Evoquons le "Testament du Haut-Rhône" un recueil de poèmes en prose de Maurice Chappaz (Suisse, 1916-2009), publié à Lausanne aux Éditions Rencontre en 1953.

 

Élégie de la prose la plus pure, le Testament du Haut-Rhône est une longue plainte mélancolique: «Qui peut me dire le secret du bien et du mal? Rien n'existe. Passants de ces villes promises à la poussière, pensez à moi comme à ces pétrisseurs de miches aux sous-sols des maisons.[...] Je viens des forêts où gémit la hulotte. Tout est consommé en quelques années furtives.»

Le poète, qui habite la nature «à quelques lieues seulement de la forêt, au bout d'une prairie où les eaux s'évadent», loin d'une «ville assez vaste dans laquelle je ne pénètre que pour rencontrer au seuil des hôtels obscurs mes amis, tous membres d'une secte de l'Orient», regarde ce monde s'éloigner. Seuls quelques souvenirs de ce qu'aurait pu être le monde viennent éclairer sa vie, nourrissent sa nostalgie et guident son travail de mémoire: «Certains sentiments de l'enfance, plus communs cependant aux bohémiens, me maintiennent en éveil et m'ont conduit à quêter sans cesse le secret d'un paradis perdu parmi ces terres du Haut-Rhône, berceau sauvage de petites tribus avec lesquelles je m'allie.» Mais entre le passé et le présent, la reconnaissance et la perte, la frontière est mince et le poète «tâtonne en aveugle»: «Avec ardeur je hume une piste, chasseur de gibier moi-même et je presse la chair de mûres noires de la nuit.

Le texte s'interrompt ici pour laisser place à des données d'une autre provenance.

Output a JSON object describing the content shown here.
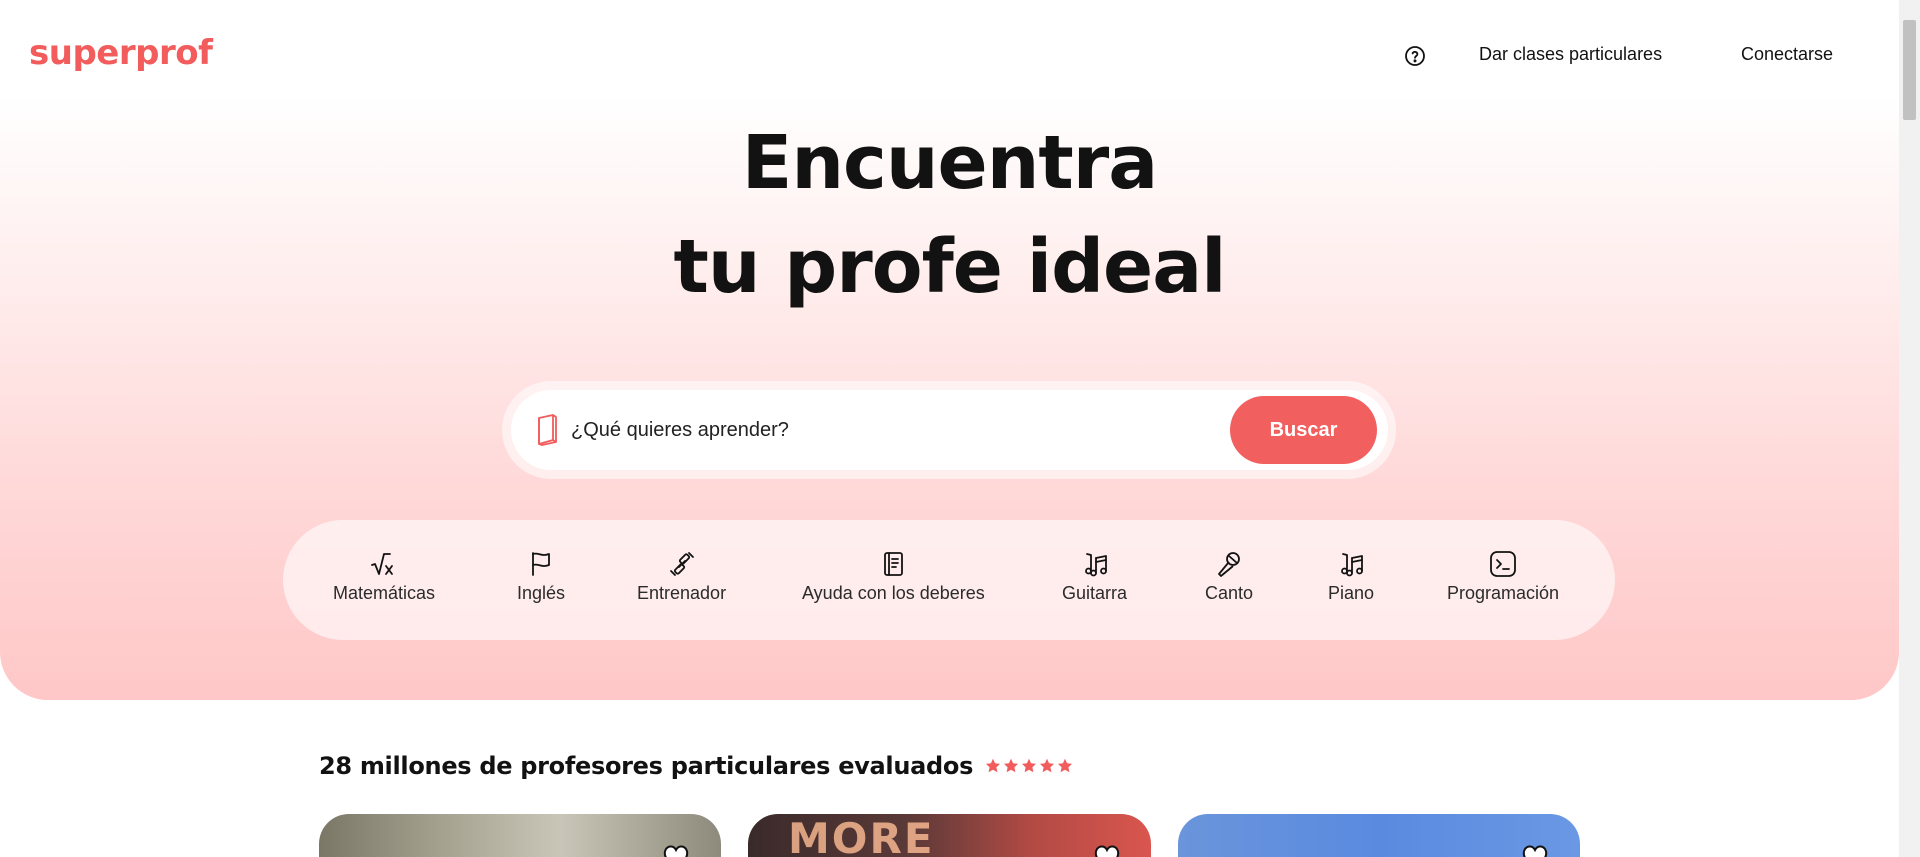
{
  "header": {
    "logo": "superprof",
    "help_icon": "question-circle-icon",
    "teach_label": "Dar clases particulares",
    "login_label": "Conectarse"
  },
  "hero": {
    "title_line1": "Encuentra",
    "title_line2": "tu profe ideal"
  },
  "search": {
    "icon": "book-icon",
    "placeholder": "¿Qué quieres aprender?",
    "value": "",
    "button_label": "Buscar"
  },
  "categories": [
    {
      "label": "Matemáticas",
      "icon": "square-root-icon"
    },
    {
      "label": "Inglés",
      "icon": "flag-icon"
    },
    {
      "label": "Entrenador",
      "icon": "dumbbell-icon"
    },
    {
      "label": "Ayuda con los deberes",
      "icon": "notebook-icon"
    },
    {
      "label": "Guitarra",
      "icon": "music-notes-icon"
    },
    {
      "label": "Canto",
      "icon": "microphone-icon"
    },
    {
      "label": "Piano",
      "icon": "music-notes-icon"
    },
    {
      "label": "Programación",
      "icon": "terminal-icon"
    }
  ],
  "stats": {
    "text": "28 millones de profesores particulares evaluados",
    "rating_stars": 5
  },
  "cards": [
    {
      "favorite_icon": "heart-icon"
    },
    {
      "favorite_icon": "heart-icon",
      "photo_text": "MORE"
    },
    {
      "favorite_icon": "heart-icon"
    }
  ],
  "colors": {
    "brand": "#f25c5c",
    "search_button": "#f25f5f",
    "hero_bottom": "#ffc7c7"
  }
}
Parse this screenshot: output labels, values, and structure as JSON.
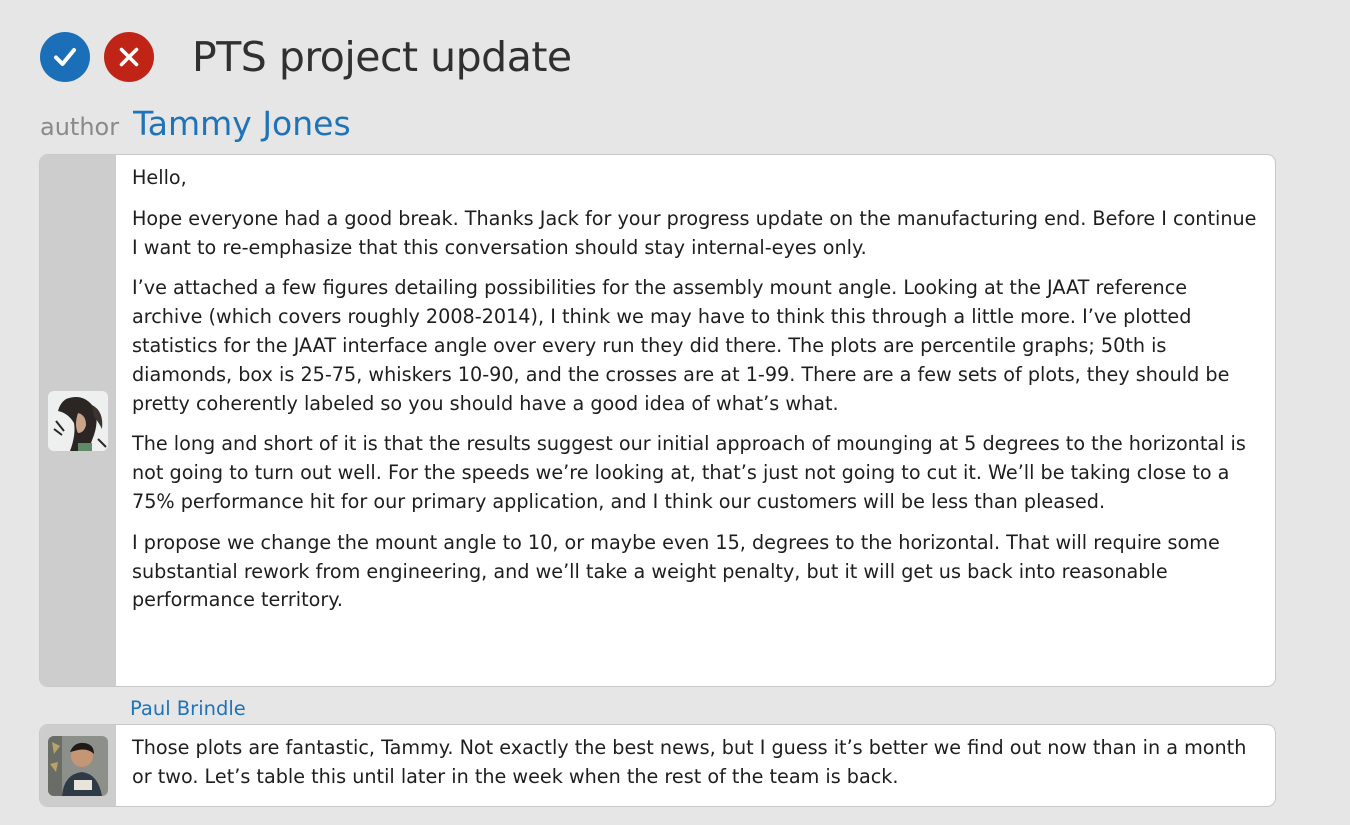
{
  "header": {
    "title": "PTS project update"
  },
  "author": {
    "label": "author",
    "name": "Tammy Jones"
  },
  "post": {
    "paragraphs": [
      "Hello,",
      "Hope everyone had a good break. Thanks Jack for your progress update on the manufacturing end. Before I continue I want to re-emphasize that this conversation should stay internal-eyes only.",
      "I’ve attached a few figures detailing possibilities for the assembly mount angle. Looking at the JAAT reference archive (which covers roughly 2008-2014), I think we may have to think this through a little more. I’ve plotted statistics for the JAAT interface angle over every run they did there. The plots are percentile graphs; 50th is diamonds, box is 25-75, whiskers 10-90, and the crosses are at 1-99. There are a few sets of plots, they should be pretty coherently labeled so you should have a good idea of what’s what.",
      "The long and short of it is that the results suggest our initial approach of mounging at 5 degrees to the horizontal is not going to turn out well. For the speeds we’re looking at, that’s just not going to cut it. We’ll be taking close to a 75% performance hit for our primary application, and I think our customers will be less than pleased.",
      "I propose we change the mount angle to 10, or maybe even 15, degrees to the horizontal. That will require some substantial rework from engineering, and we’ll take a weight penalty, but it will get us back into reasonable performance territory."
    ]
  },
  "reply": {
    "author": "Paul Brindle",
    "text": "Those plots are fantastic, Tammy. Not exactly the best news, but I guess it’s better we find out now than in a month or two. Let’s table this until later in the week when the rest of the team is back."
  },
  "colors": {
    "approve": "#1a6fb8",
    "reject": "#bf2417",
    "link": "#1f73b8"
  }
}
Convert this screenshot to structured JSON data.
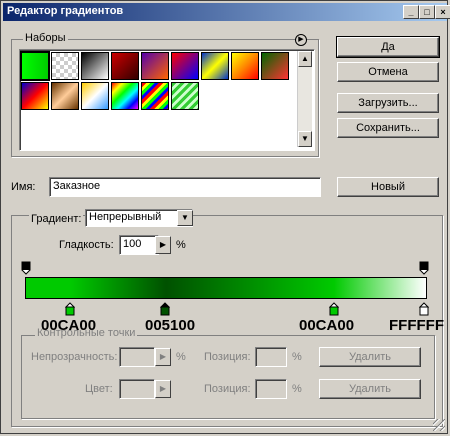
{
  "window": {
    "title": "Редактор градиентов"
  },
  "titlebar_buttons": [
    "_",
    "□",
    "×"
  ],
  "buttons": {
    "ok": "Да",
    "cancel": "Отмена",
    "load": "Загрузить...",
    "save": "Сохранить...",
    "new": "Новый",
    "delete1": "Удалить",
    "delete2": "Удалить"
  },
  "presets": {
    "label": "Наборы",
    "swatches": [
      "linear-gradient(90deg,#00ff00,#00cc00)",
      "repeating-conic-gradient(#ccc 0 25%,#fff 0 50%) 0 0/8px 8px",
      "linear-gradient(135deg,#000,#fff)",
      "linear-gradient(135deg,#cc0000,#330000)",
      "linear-gradient(135deg,#5500aa,#ff6600)",
      "linear-gradient(135deg,#ff0000,#0000ff)",
      "linear-gradient(135deg,#0033cc,#ffff00,#0033cc)",
      "linear-gradient(135deg,#ffff00,#ff8800,#ff0000)",
      "linear-gradient(135deg,#006600,#ff3333)",
      "linear-gradient(135deg,#0000cc,#ff0000,#ffff00)",
      "linear-gradient(135deg,#663300,#ffcc99,#663300)",
      "linear-gradient(135deg,#ffcc00,#ffffff,#3399ff)",
      "linear-gradient(135deg,#ff0000,#ffff00,#00ff00,#00ffff,#0000ff,#ff00ff)",
      "repeating-linear-gradient(135deg,#ff0000 0 3px,#ffff00 3px 6px,#00ff00 6px 9px,#0000ff 9px 12px)",
      "repeating-linear-gradient(135deg,#33cc33 0 3px,#ccffcc 3px 6px)"
    ]
  },
  "name": {
    "label": "Имя:",
    "value": "Заказное"
  },
  "gradient_type": {
    "label": "Градиент:",
    "value": "Непрерывный"
  },
  "smoothness": {
    "label": "Гладкость:",
    "value": "100",
    "unit": "%"
  },
  "gradient_colors": [
    "#00ca00",
    "#005100",
    "#00ca00",
    "#ffffff"
  ],
  "stop_labels": [
    "00CA00",
    "005100",
    "00CA00",
    "FFFFFF"
  ],
  "stops_group": {
    "label": "Контрольные точки",
    "opacity_label": "Непрозрачность:",
    "percent1": "%",
    "position_label1": "Позиция:",
    "percent2": "%",
    "color_label": "Цвет:",
    "position_label2": "Позиция:",
    "percent3": "%"
  },
  "colors": {
    "titlebar_start": "#0a246a",
    "titlebar_end": "#a6caf0",
    "face": "#d4d0c8"
  }
}
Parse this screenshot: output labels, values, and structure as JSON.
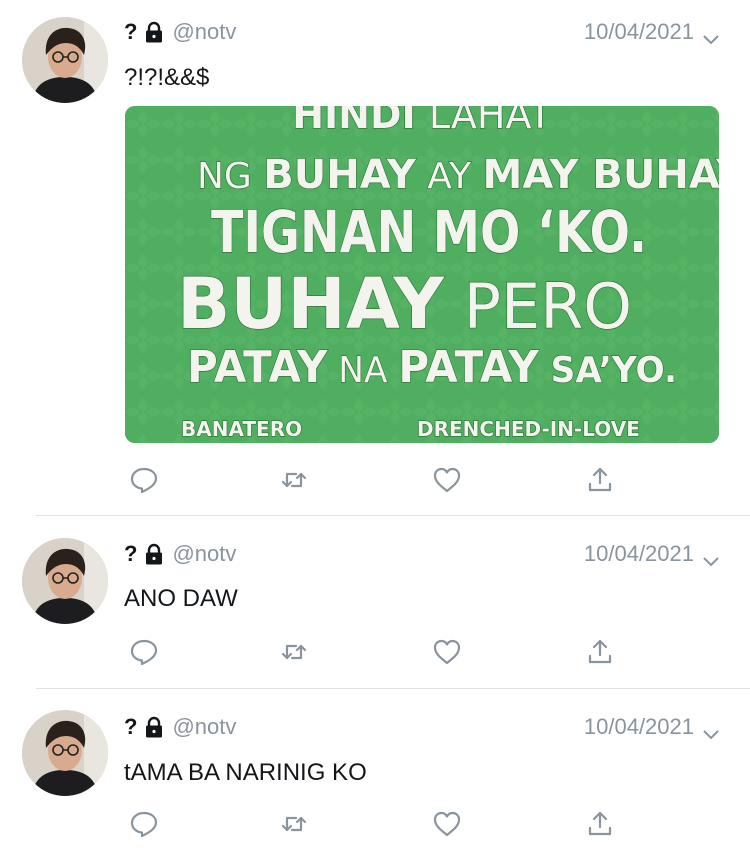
{
  "colors": {
    "text": "#14171a",
    "secondary": "#8a949e",
    "separator": "#dfe3e6",
    "icon": "#8a949e",
    "media_green": "#4fae5f"
  },
  "tweets": [
    {
      "name": "?",
      "handle": "@notv",
      "date": "10/04/2021",
      "text": "?!?!&&$",
      "media": {
        "lines": [
          {
            "segments": [
              {
                "t": "HINDI LAHAT"
              }
            ]
          },
          {
            "segments": [
              {
                "t": "NG "
              },
              {
                "t": "BUHAY"
              },
              {
                "t": " AY "
              },
              {
                "t": "MAY BUHAY"
              },
              {
                "t": "."
              }
            ]
          },
          {
            "segments": [
              {
                "t": "TIGNAN MO ‘KO."
              }
            ]
          },
          {
            "segments": [
              {
                "t": "BUHAY"
              },
              {
                "t": " PERO"
              }
            ]
          },
          {
            "segments": [
              {
                "t": "PATAY"
              },
              {
                "t": " NA "
              },
              {
                "t": "PATAY"
              },
              {
                "t": " SA’YO."
              }
            ]
          }
        ],
        "credit_left": "BANATERO",
        "credit_right": "DRENCHED-IN-LOVE"
      }
    },
    {
      "name": "?",
      "handle": "@notv",
      "date": "10/04/2021",
      "text": "ANO DAW"
    },
    {
      "name": "?",
      "handle": "@notv",
      "date": "10/04/2021",
      "text": "tAMA BA NARINIG KO"
    }
  ],
  "icons": {
    "lock": "lock-icon",
    "chevron": "chevron-down-icon",
    "reply": "reply-icon",
    "retweet": "retweet-icon",
    "like": "heart-icon",
    "share": "share-icon"
  }
}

Mon âme attend sa terre promise et la fin de son exil.»

 

L'objet de la quête est la vraie nature de l'homme, qui est le diamant perdu de la sublime terre: «Nous nous formons comme les pierres précieuses au sein des roches. Les montagnes élèvent leurs hautes disgrâces et les petites baies de saphir ou d'opale se contusionnent au granit, naissants noyaux traversés d'ondes et de rayons, chrysalides, oeil, lumière de lacs obscurs, nos âmes qui palpitent ici, nourries de tous les sucs et que je tente d'extraire des ténèbres.»

 

Le Testament du Haut-Rhône est un recueil de maturité qui exprime pleinement l'expérience, une fois dépassée l'ivresse de la découverte. La perception de la beauté des choses reste aiguë, mais un sentiment nouveau la corrode. Dix poèmes en prose composent ce recueil: leur mélodie soutenue, ample, lente, solennelle, célèbre un pays sauvage, une société qui a gardé le goût d'une vie élémentaire et d'une spontanéité primitive, mais qui se voit menacée par les fausses conquêtes du progrès.

 

Chappaz sait que le monde qu'il aime va vers sa fin et se sent isolé, poète dont les mots ne sont plus écoutés par son peuple. Aussi c'est aux poètes qu'il s'adresse, seuls capables d'entonner avec lui le dernier refrain. Condamné à une perpétuelle errance, le poète rejeté de ses proches, étranger dans le monde, devient aussi étranger à lui-même. L'amour de Chappaz pour la somptueuse nature du Valais est violent, ombrageux; sa poésie est un reproche, lancé pour le dernière fois avant que l'industrialisation ait métamorphosé son pays. Ce recueil est rempli des regrets et de la colère contenue de celui que le spectacle de la ruée vers le confort écoeure. Face à ses montagnes éventrées, violées, Chappaz laisse monter sa plainte. Chantre d'un monde finissant, homme des siècles disparus, rêveur et vagabond, il prône l'équilibre entre l'homme et la terre. Mais il est partagé entre la rage et la tristesse, le désir de célébrer et le besoin de dénoncer.

 

Chappaz, qui appartient à la famille des promeneurs solitaires, fait ici l'expérience d'une agression, celle de l'idéologie du progrès et recherche les signes d'une plénitude première en portant une attention patiente aux «traces effacées». L'accent est mélancolique, comme une confidence ancienne. L'écriture est un travail de mémoire, elle rassemble le passé et tente de combattre l'indifférence d'un monde qui laisse le sentiment d'un «lamentable éparpillement». «C'est à de grandes destructions que nous sommes conviés», écrit Chappaz le romantique, lui qui donnera à son indignation, quelque quinze ans plus tard, une expression plus saisissante, un ton plus rauque: ce sera le Match Valais-Judée (1969).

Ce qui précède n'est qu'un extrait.